I. A sweeping generalization: I am deeply interested in the way images operate.
II. Things I have been thinking about: the golden era of NASA’s Apollo program, the saved newspaper as artifact, John Ford’s use of day-for-night in classic westerns like The Searchers (1956), 19th century Survey photography of the American West, and the 1977 Mars landing hoax conspiracy film (and OJ Simpson vehicle) Capricorn One.
III. Living and working in the shadow of Hollywood has made me acutely aware of the cinematic use of landscape as “location.” In filmmaking, the idea of place is fluid— one place often acts as a facsimile for another. In David Lean’s epic Lawrence of Arabia (1962), for example, Spain posed as both Cairo and Jerusalem, while the famous Aqaba scene was built out of a nearby dry riverbed. In Robert Altman’s classic MASH (1970), a state park in Malibu, California, USA portrayed 1950’s Korea.
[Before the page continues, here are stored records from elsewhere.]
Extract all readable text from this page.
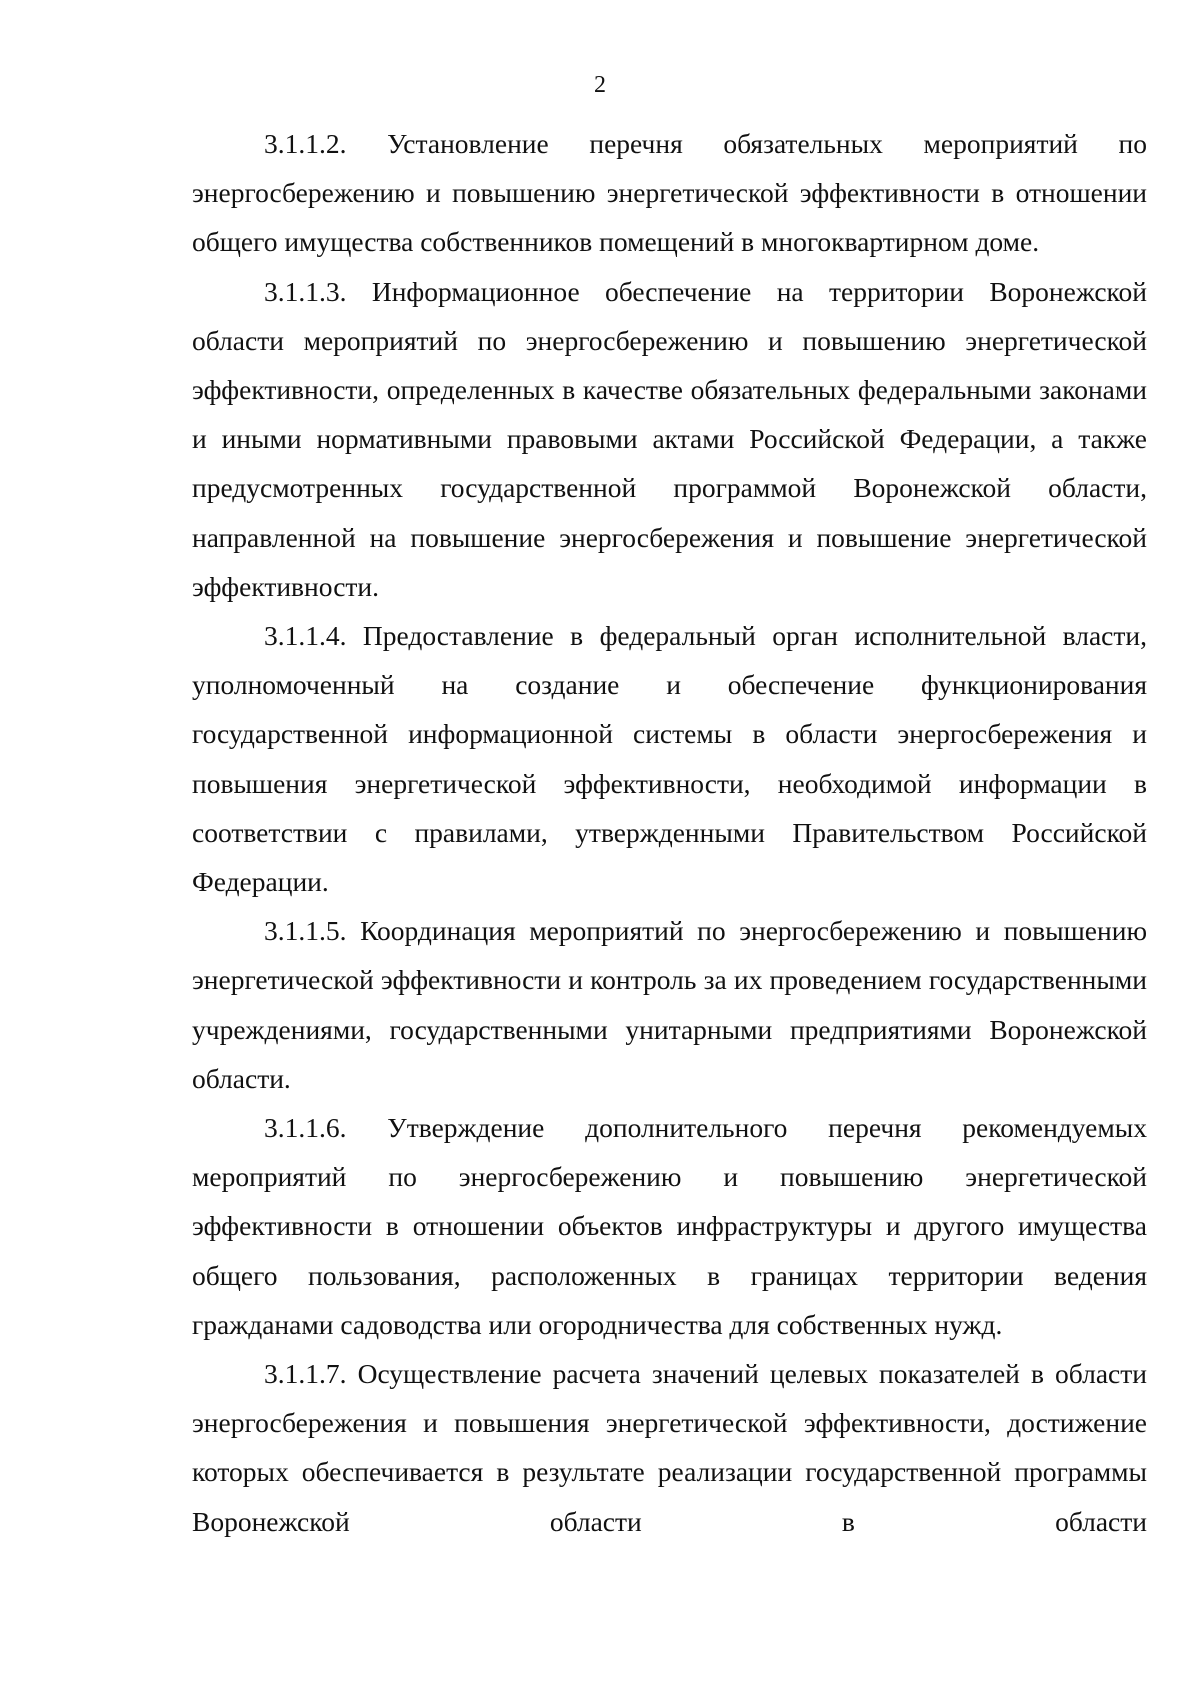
2

3.1.1.2. Установление перечня обязательных мероприятий по энергосбережению и повышению энергетической эффективности в отношении общего имущества собственников помещений в многоквартирном доме.

3.1.1.3. Информационное обеспечение на территории Воронежской области мероприятий по энергосбережению и повышению энергетической эффективности, определенных в качестве обязательных федеральными законами и иными нормативными правовыми актами Российской Федерации, а также предусмотренных государственной программой Воронежской области, направленной на повышение энергосбережения и повышение энергетической эффективности.

3.1.1.4. Предоставление в федеральный орган исполнительной власти, уполномоченный на создание и обеспечение функционирования государственной информационной системы в области энергосбережения и повышения энергетической эффективности, необходимой информации в соответствии с правилами, утвержденными Правительством Российской Федерации.

3.1.1.5. Координация мероприятий по энергосбережению и повышению энергетической эффективности и контроль за их проведением государственными учреждениями, государственными унитарными предприятиями Воронежской области.

3.1.1.6. Утверждение дополнительного перечня рекомендуемых мероприятий по энергосбережению и повышению энергетической эффективности в отношении объектов инфраструктуры и другого имущества общего пользования, расположенных в границах территории ведения гражданами садоводства или огородничества для собственных нужд.

3.1.1.7. Осуществление расчета значений целевых показателей в области энергосбережения и повышения энергетической эффективности, достижение которых обеспечивается в результате реализации государственной программы Воронежской области в области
IV. At this point in history, our common experience is mediated by the way in which the material world has been previously filmed or photographed. I go to Death Valley and realize that it “looks like” Mars… or
the Moon…or a scene from Star Wars. Captains of the Dead Sea investigates this role of filmed landscape in terms of story and place (or conversely, placelessness), and the continuum between documentary and fictional narrative.
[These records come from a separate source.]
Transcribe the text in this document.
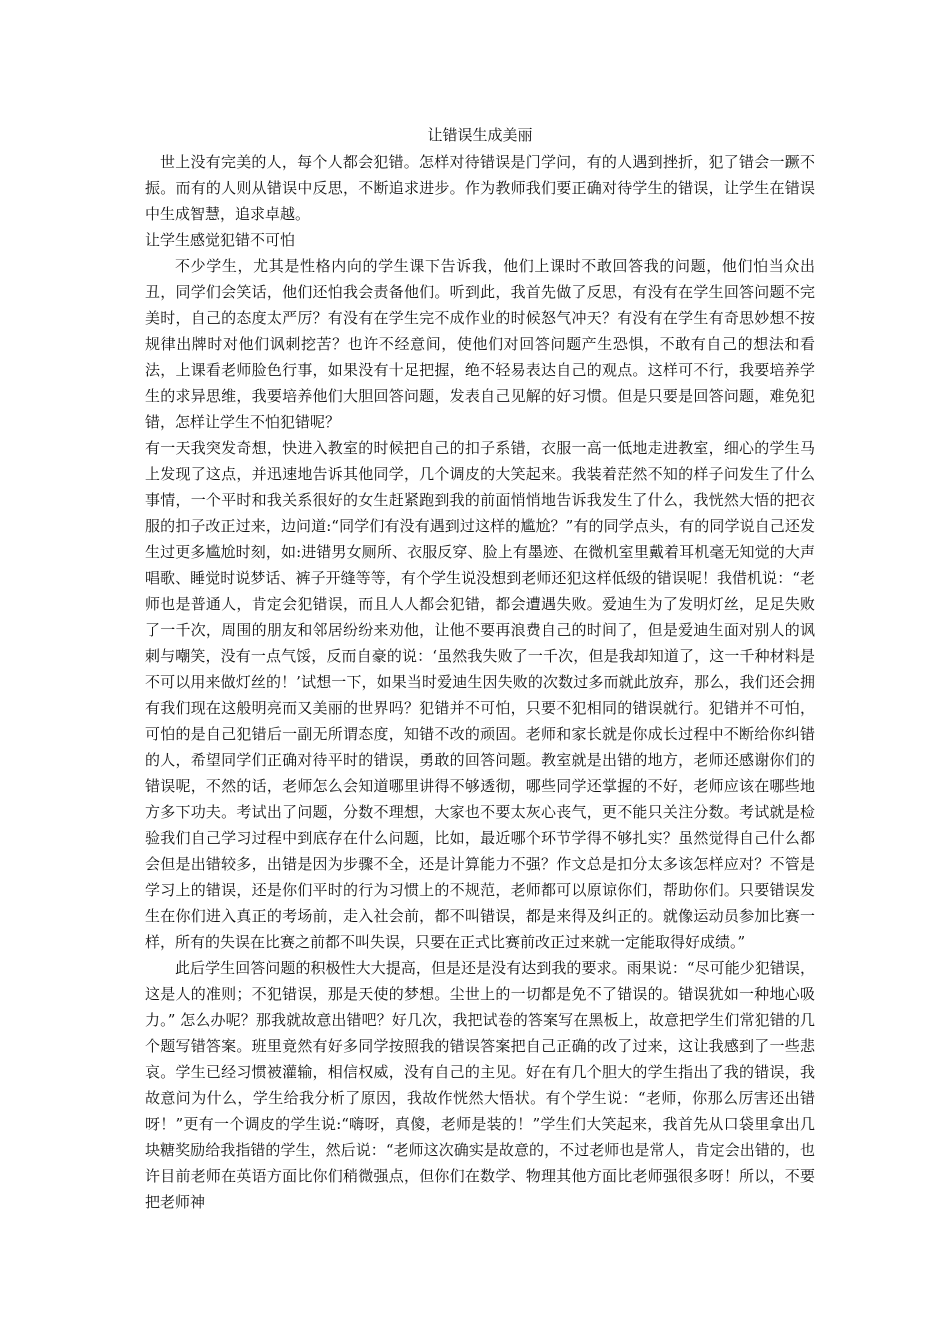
让错误生成美丽

世上没有完美的人，每个人都会犯错。怎样对待错误是门学问，有的人遇到挫折，犯了错会一蹶不振。而有的人则从错误中反思，不断追求进步。作为教师我们要正确对待学生的错误，让学生在错误中生成智慧，追求卓越。

让学生感觉犯错不可怕

不少学生，尤其是性格内向的学生课下告诉我，他们上课时不敢回答我的问题，他们怕当众出丑，同学们会笑话，他们还怕我会责备他们。听到此，我首先做了反思，有没有在学生回答问题不完美时，自己的态度太严厉？有没有在学生完不成作业的时候怒气冲天？有没有在学生有奇思妙想不按规律出牌时对他们讽刺挖苦？也许不经意间，使他们对回答问题产生恐惧，不敢有自己的想法和看法，上课看老师脸色行事，如果没有十足把握，绝不轻易表达自己的观点。这样可不行，我要培养学生的求异思维，我要培养他们大胆回答问题，发表自己见解的好习惯。但是只要是回答问题，难免犯错，怎样让学生不怕犯错呢？

有一天我突发奇想，快进入教室的时候把自己的扣子系错，衣服一高一低地走进教室，细心的学生马上发现了这点，并迅速地告诉其他同学，几个调皮的大笑起来。我装着茫然不知的样子问发生了什么事情，一个平时和我关系很好的女生赶紧跑到我的前面悄悄地告诉我发生了什么，我恍然大悟的把衣服的扣子改正过来，边问道:“同学们有没有遇到过这样的尴尬？”有的同学点头，有的同学说自己还发生过更多尴尬时刻，如:进错男女厕所、衣服反穿、脸上有墨迹、在微机室里戴着耳机毫无知觉的大声唱歌、睡觉时说梦话、裤子开缝等等，有个学生说没想到老师还犯这样低级的错误呢！我借机说：“老师也是普通人，肯定会犯错误，而且人人都会犯错，都会遭遇失败。爱迪生为了发明灯丝，足足失败了一千次，周围的朋友和邻居纷纷来劝他，让他不要再浪费自己的时间了，但是爱迪生面对别人的讽刺与嘲笑，没有一点气馁，反而自豪的说：‘虽然我失败了一千次，但是我却知道了，这一千种材料是不可以用来做灯丝的！’试想一下，如果当时爱迪生因失败的次数过多而就此放弃，那么，我们还会拥有我们现在这般明亮而又美丽的世界吗？犯错并不可怕，只要不犯相同的错误就行。犯错并不可怕，可怕的是自己犯错后一副无所谓态度，知错不改的顽固。老师和家长就是你成长过程中不断给你纠错的人，希望同学们正确对待平时的错误，勇敢的回答问题。教室就是出错的地方，老师还感谢你们的错误呢，不然的话，老师怎么会知道哪里讲得不够透彻，哪些同学还掌握的不好，老师应该在哪些地方多下功夫。考试出了问题，分数不理想，大家也不要太灰心丧气，更不能只关注分数。考试就是检验我们自己学习过程中到底存在什么问题，比如，最近哪个环节学得不够扎实？虽然觉得自己什么都会但是出错较多，出错是因为步骤不全，还是计算能力不强？作文总是扣分太多该怎样应对？不管是学习上的错误，还是你们平时的行为习惯上的不规范，老师都可以原谅你们，帮助你们。只要错误发生在你们进入真正的考场前，走入社会前，都不叫错误，都是来得及纠正的。就像运动员参加比赛一样，所有的失误在比赛之前都不叫失误，只要在正式比赛前改正过来就一定能取得好成绩。”

此后学生回答问题的积极性大大提高，但是还是没有达到我的要求。雨果说：“尽可能少犯错误，这是人的准则；不犯错误，那是天使的梦想。尘世上的一切都是免不了错误的。错误犹如一种地心吸力。” 怎么办呢？那我就故意出错吧？好几次，我把试卷的答案写在黑板上，故意把学生们常犯错的几个题写错答案。班里竟然有好多同学按照我的错误答案把自己正确的改了过来，这让我感到了一些悲哀。学生已经习惯被灌输，相信权威，没有自己的主见。好在有几个胆大的学生指出了我的错误，我故意问为什么，学生给我分析了原因，我故作恍然大悟状。有个学生说：“老师，你那么厉害还出错呀！”更有一个调皮的学生说:“嗨呀，真傻，老师是装的！”学生们大笑起来，我首先从口袋里拿出几块糖奖励给我指错的学生，然后说：“老师这次确实是故意的，不过老师也是常人，肯定会出错的，也许目前老师在英语方面比你们稍微强点，但你们在数学、物理其他方面比老师强很多呀！所以，不要把老师神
V. Newsprint features prominently in the project, as newspapers (along with television) were a major media through which we first experienced images from space. Front pages were routinely saved as artifacts, as proof that “this happened on this day.” The inadequacies of these artifacts– fading or yellowing over time, with imperfections inherent to the industrial printing process and systems of mass physical distribution— is compelling, especially in a contemporary context in which imagery is everywhere but ephemeral, disposable, and proves nothing.